Monday, August 29, 2011

There's the door.

Yeah its been months. I know. But I'm in such a raging angry mood right now that I just had to type for a while.
Errrr. I'm so done with people. So annoyed right now that I don't even know where to start.

I'm done with you, for thinking you are better than me; I'm done with you, for thinking you can walk over me because I'm me; I'm done with you, for using me; I'm done with you, for only coming to me when you need to talk but NEVER is there for me; I'm done with you, who is too good to be around me; I'm done with you, who is just plain rude; I'm done with you for wanting all the attention; I'm done with ALL OF YOU, for your lack of common sense; And for real...I'm done with you for being...well...what I kept trying to not see.

I am one messed up person. Really I know how much I screw up and I know how much I hurt people I don't want to hurt and how I have a lot of lessons to learn. Just because I was home schooled doesn't mean I'm STUPID. And if you think that, then that is your prerogative so get off my blog.

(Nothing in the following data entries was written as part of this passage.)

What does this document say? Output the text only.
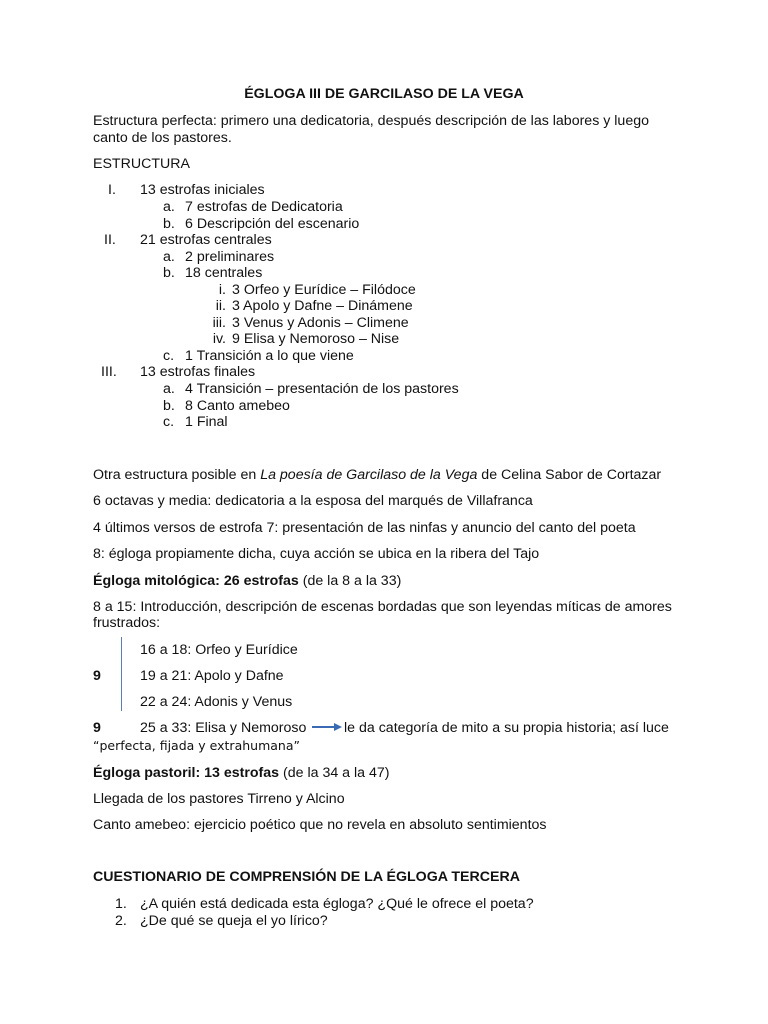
ÉGLOGA III DE GARCILASO DE LA VEGA
Estructura perfecta: primero una dedicatoria, después descripción de las labores y luego
canto de los pastores.
ESTRUCTURA
I. 13 estrofas iniciales
a. 7 estrofas de Dedicatoria
b. 6 Descripción del escenario
II. 21 estrofas centrales
a. 2 preliminares
b. 18 centrales
i. 3 Orfeo y Eurídice – Filódoce
ii. 3 Apolo y Dafne – Dinámene
iii. 3 Venus y Adonis – Climene
iv. 9 Elisa y Nemoroso – Nise
c. 1 Transición a lo que viene
III. 13 estrofas finales
a. 4 Transición – presentación de los pastores
b. 8 Canto amebeo
c. 1 Final
Otra estructura posible en La poesía de Garcilaso de la Vega de Celina Sabor de Cortazar
6 octavas y media: dedicatoria a la esposa del marqués de Villafranca
4 últimos versos de estrofa 7: presentación de las ninfas y anuncio del canto del poeta
8: égloga propiamente dicha, cuya acción se ubica en la ribera del Tajo
Égloga mitológica: 26 estrofas (de la 8 a la 33)
8 a 15: Introducción, descripción de escenas bordadas que son leyendas míticas de amores
frustrados:
16 a 18: Orfeo y Eurídice
9	19 a 21: Apolo y Dafne
22 a 24: Adonis y Venus
9	25 a 33: Elisa y Nemoroso	le da categoría de mito a su propia historia; así luce
“perfecta, fijada y extrahumana”
Égloga pastoril: 13 estrofas (de la 34 a la 47)
Llegada de los pastores Tirreno y Alcino
Canto amebeo: ejercicio poético que no revela en absoluto sentimientos
CUESTIONARIO DE COMPRENSIÓN DE LA ÉGLOGA TERCERA
1. ¿A quién está dedicada esta égloga? ¿Qué le ofrece el poeta?
2. ¿De qué se queja el yo lírico?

But you know what I know I am above all that? Loyal. I am the most loyal person you will ever meet. I will never abandon people and I will never purposely hurt people. I will always stand by you and try to see the good in you no matter what. It has screwed me over tons of times and I have been taken advantage of tons of times, but I wouldn't change it for the world. My only hope has been that I would find someone or some people who would be able to be the same for me. I thought I had it in you, ma'am, but I was made a fool of.

You were my best friend and I would have done anything for you. You were more than that you were my sister. You and your life is so messed up that sometimes I didn't know what to do that would be best for you but I sure as heck tried. You kept a wall up and I knew it...it hurt a little that you would never let me completely in. If there was something I could have done to break that wall I would have but I know it is there between you and everyone so I never took it personally. I tried to not butt in and put my two cents in unless you asked, and I tried to give you the space you needed. Sorry I have a busy life...sometimes when you wanted to hang out I couldn't but it was the same for you. But you could have called me at freaking 3 a.m. needing me to come talk and I would have. I would have done anything for you, because I saw what you couldn't see in yourself and I loved you dearly. I knew you had a lot of 'baggage' but I tried to over look it. I never would have thought in a hundred years you would just shove me out the door like you did. Well you know what? Forget you. I don't need you or your 'woe as me' life.

I wish so bad I could vent about more on this blog. But the people who I wish I could vent about don't really deserve it...its just my frustrations.

It's time for me to stop putting so much faith in people I suppose. I mean, I have this amazing boyfriend who I know is not ever going to leave and this awesome family who will always be there....what else do I need? Maybe I need to not get so caught up in "friends" who just want to use me for the here and now. Ok bed time.